The interplay of classes of algorithmically random objects

TL;DR

This paper explores the relationships between different classes of algorithmically random objects such as closed sets, functions, and measures on the Cantor space, using preservation of randomness principles to answer open questions and establish new correspondences.

Contribution

It proves that random closed sets are exactly the zeros of random continuous functions, constructs a measure linking random closed sets and measures, and analyzes the measure of ranges of random functions.

Findings

Random closed sets are zeros of random continuous functions.

The collection of random continuous functions is not closed under composition.

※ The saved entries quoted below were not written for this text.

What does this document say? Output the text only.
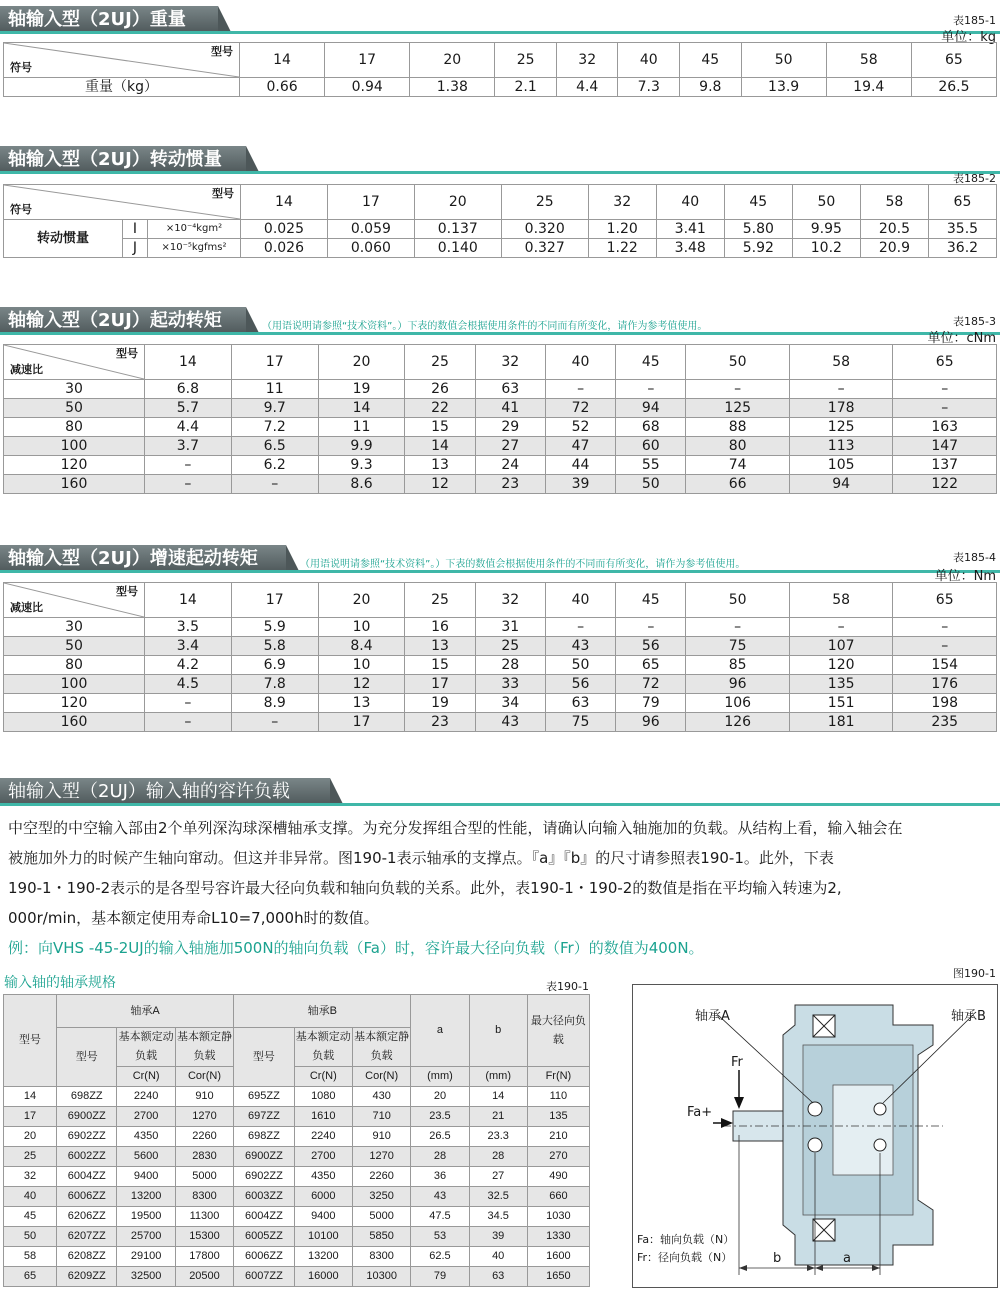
轴输入型（2UJ）重量	表185-1
单位：kg
型号
符号	14	17	20	25	32	40	45	50	58	65
重量（kg）	0.66	0.94	1.38	2.1	4.4	7.3	9.8	13.9	19.4	26.5
轴输入型（2UJ）转动惯量
表185-2
型号
符号			14	17	20	25	32	40	45	50	58	65
转动惯量	I	×10⁻⁴kgm²	0.025	0.059	0.137	0.320	1.20	3.41	5.80	9.95	20.5	35.5
	J	×10⁻⁵kgfms²	0.026	0.060	0.140	0.327	1.22	3.48	5.92	10.2	20.9	36.2
轴输入型（2UJ）起动转矩	（用语说明请参照“技术资料”。）下表的数值会根据使用条件的不同而有所变化，请作为参考值使用。	表185-3
单位：cNm
型号
减速比	14	17	20	25	32	40	45	50	58	65
30	6.8	11	19	26	63	–	–	–	–	–
50	5.7	9.7	14	22	41	72	94	125	178	–
80	4.4	7.2	11	15	29	52	68	88	125	163
100	3.7	6.5	9.9	14	27	47	60	80	113	147
120	–	6.2	9.3	13	24	44	55	74	105	137
160	–	–	8.6	12	23	39	50	66	94	122
轴输入型（2UJ）增速起动转矩	（用语说明请参照“技术资料”。）下表的数值会根据使用条件的不同而有所变化，请作为参考值使用。
表185-4
单位：Nm
型号
减速比	14	17	20	25	32	40	45	50	58	65
30	3.5	5.9	10	16	31	–	–	–	–	–
50	3.4	5.8	8.4	13	25	43	56	75	107	–
80	4.2	6.9	10	15	28	50	65	85	120	154
100	4.5	7.8	12	17	33	56	72	96	135	176
120	–	8.9	13	19	34	63	79	106	151	198
160	–	–	17	23	43	75	96	126	181	235
轴输入型（2UJ）输入轴的容许负载
中空型的中空输入部由2个单列深沟球深槽轴承支撑。为充分发挥组合型的性能，请确认向输入轴施加的负载。从结构上看，输入轴会在
被施加外力的时候产生轴向窜动。但这并非异常。图190-1表示轴承的支撑点。『a』『b』的尺寸请参照表190-1。此外，下表
190-1・190-2表示的是各型号容许最大径向负载和轴向负载的关系。此外，表190-1・190-2的数值是指在平均输入转速为2,
000r/min，基本额定使用寿命L10=7,000h时的数值。
例：向VHS -45-2UJ的输入轴施加500N的轴向负载（Fa）时，容许最大径向负载（Fr）的数值为400N。
输入轴的轴承规格	表190-1
图190-1
型号	轴承A			轴承B			a	b	最大径向负载
	型号	基本额定动负载	基本额定静负载	型号	基本额定动负载	基本额定静负载			
		Cr(N)	Cor(N)		Cr(N)	Cor(N)	(mm)	(mm)	Fr(N)
14	698ZZ	2240	910	695ZZ	1080	430	20	14	110
17	6900ZZ	2700	1270	697ZZ	1610	710	23.5	21	135
20	6902ZZ	4350	2260	698ZZ	2240	910	26.5	23.3	210
25	6002ZZ	5600	2830	6900ZZ	2700	1270	28	28	270
32	6004ZZ	9400	5000	6902ZZ	4350	2260	36	27	490
40	6006ZZ	13200	8300	6003ZZ	6000	3250	43	32.5	660
45	6206ZZ	19500	11300	6004ZZ	9400	5000	47.5	34.5	1030
50	6207ZZ	25700	15300	6005ZZ	10100	5850	53	39	1330
58	6208ZZ	29100	17800	6006ZZ	13200	8300	62.5	40	1600
65	6209ZZ	32500	20500	6007ZZ	16000	10300	79	63	1650
轴承A	轴承B
Fr
Fa+
Fa：轴向负载（N）
Fr：径向负载（N）	b	a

The Lebesgue measure of the range of a random continuous function lies in (0,1).

Abstract

We study algorithmically random closed subsets of $2^\omega$, algorithmically random continuous functions from $2^\omega$ to $2^\omega$, and algorithmically random Borel probability measures on $2^\omega$, especially the interplay between these three classes of objects. Our main tools are preservation of randomness and its converse, the no randomness ex nihilo principle, which say together that given an almost-everywhere defined computable map between an effectively compact probability space and an effective Polish space, a real is Martin-L\"of random for the pushforward measure if and only if its preimage is random with respect to the measure on the domain. These tools allow us to prove new facts, some of which answer previously open questions, and reprove some known results more simply. Our main results are the following. First we answer an open question of Barmapalias, Brodhead, Cenzer, Remmel, and Weber by showing that $\mathcal{X}\subseteq2^\omega$ is a random closed set if and only if it is the set of zeros of a random continuous function on $2^\omega$. As a corollary we obtain the result that the collection of random continuous functions on $2^\omega$ is not closed under composition. Next, we construct a computable measure $Q$ on the space of measures on $2^\omega$ such that $\mathcal{X}\subseteq2^\omega$ is a random closed set if and only if $\mathcal{X}$ is the support of a $Q$-random measure. We also establish a correspondence between random closed sets and the random measures studied by Culver in previous work. Lastly, we study the ranges of random continuous functions, showing that the Lebesgue measure of the range of a random continuous function is always contained in $(0,1)$.